Lo scatto che anticipa un avversario o l'accelerazione che porta al gol sono spesso azioni decisive. La buona notizia è che la velocità non è solo talento innato: si può allenare con metodi precisi. Vediamo quali funzionano davvero secondo la ricerca.
L'accelerazione conta più della velocità pura
Nel calcio la maggior parte degli sprint è breve: raramente si superano i 20-30 metri. Per questo l'accelerazione, ovvero la capacità di raggiungere velocità elevata in pochi metri, è più determinante della velocità massima assoluta. Gli scatti brevi e lineari precedono spesso i gol e le azioni decisive.
Sprint con sovraccarico (resisted sprint training)
Uno dei metodi più studiati è lo sprint resistito, che consiste nel correre trainando una slitta o un carico. Una revisione sistematica ha mostrato che è efficace nel migliorare l'accelerazione e la potenza neuromuscolare negli sport di squadra, con benefici particolari nella fase iniziale dello scatto (meta-analisi su resisted sprint training, Frontiers). I carichi ideali sono quelli che rallentano la corsa del 10-20% rispetto alla velocità normale; gli adolescenti rispondono particolarmente bene.
Allenamento SAQ (velocità, agilità, rapidità)
Il metodo SAQ (Speed, Agility, Quickness) combina esercizi di velocità, agilità e coordinazione rapida.

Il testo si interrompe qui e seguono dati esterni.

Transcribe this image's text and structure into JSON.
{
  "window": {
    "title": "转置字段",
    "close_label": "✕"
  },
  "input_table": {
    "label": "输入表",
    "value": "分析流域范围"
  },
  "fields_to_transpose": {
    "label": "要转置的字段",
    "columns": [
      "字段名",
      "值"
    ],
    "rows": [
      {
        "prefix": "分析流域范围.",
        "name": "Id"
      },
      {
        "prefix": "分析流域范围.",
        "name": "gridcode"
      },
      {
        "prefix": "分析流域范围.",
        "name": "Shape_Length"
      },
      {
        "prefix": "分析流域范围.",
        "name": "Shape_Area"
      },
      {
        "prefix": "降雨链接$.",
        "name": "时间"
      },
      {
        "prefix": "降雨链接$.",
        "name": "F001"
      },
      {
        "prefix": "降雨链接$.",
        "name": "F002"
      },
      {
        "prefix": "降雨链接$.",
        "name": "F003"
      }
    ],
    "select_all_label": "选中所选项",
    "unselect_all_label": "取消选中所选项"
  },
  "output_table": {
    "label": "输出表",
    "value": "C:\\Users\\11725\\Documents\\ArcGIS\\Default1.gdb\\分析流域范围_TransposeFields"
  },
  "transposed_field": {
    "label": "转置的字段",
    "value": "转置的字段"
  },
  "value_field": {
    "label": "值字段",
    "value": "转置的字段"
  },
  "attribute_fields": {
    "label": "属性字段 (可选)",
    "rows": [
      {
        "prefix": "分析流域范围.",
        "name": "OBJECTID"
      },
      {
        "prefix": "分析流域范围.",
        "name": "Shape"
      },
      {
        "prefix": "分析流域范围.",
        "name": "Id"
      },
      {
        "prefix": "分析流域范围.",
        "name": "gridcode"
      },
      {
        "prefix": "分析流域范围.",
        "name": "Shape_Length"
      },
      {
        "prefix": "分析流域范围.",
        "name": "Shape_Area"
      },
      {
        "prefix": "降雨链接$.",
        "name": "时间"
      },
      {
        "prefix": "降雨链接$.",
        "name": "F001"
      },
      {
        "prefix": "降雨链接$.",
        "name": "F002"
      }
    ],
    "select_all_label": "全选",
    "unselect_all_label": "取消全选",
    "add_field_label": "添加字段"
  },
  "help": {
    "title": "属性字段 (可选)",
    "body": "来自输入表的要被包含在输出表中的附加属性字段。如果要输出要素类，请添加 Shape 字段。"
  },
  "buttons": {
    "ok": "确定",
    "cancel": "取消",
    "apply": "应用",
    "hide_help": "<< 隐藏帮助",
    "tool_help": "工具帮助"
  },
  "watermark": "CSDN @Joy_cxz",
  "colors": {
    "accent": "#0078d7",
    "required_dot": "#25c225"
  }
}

Una meta-analisi su 498 calciatori ha rilevato miglioramenti da piccoli a moderati nella velocità di sprint, nei cambi di direzione, nella potenza e nel dribbling in velocità (meta-analisi SAQ, PMC).
Forza e pliometria alla base della velocità
La velocità non nasce solo dal correre. Metodi come l'allenamento della forza e la pliometria aumentano la capacità di generare forza rapidamente e di gestire le forze di frenata, requisiti fondamentali per accelerare (revisione sistematica sull'allenamento dello sprint, Sports Medicine). Non a caso i protocolli più efficaci combinano più metodi: forza, pliometria e sprint specifici.
Indicazioni pratiche
Un programma sensato per migliorare la velocità nel calcio dovrebbe integrare: sprint brevi a massima intensità con recupero completo, lavoro di forza esplosiva, esercizi pliometrici e drill di agilità. I programmi analizzati durano in media 6-8 settimane. Fondamentale è correre "freschi": la velocità si allena con recuperi ampi, non in condizioni di fatica.
In sintesi
Diventare più veloci è possibile a ogni livello. I metodi con maggiori prove di efficacia sono lo sprint resistito, l'allenamento SAQ, la forza e la pliometria, idealmente combinati. La chiave è la qualità del lavoro: intensità alta e recupero adeguato per stimolare i giusti adattamenti neuromuscolari.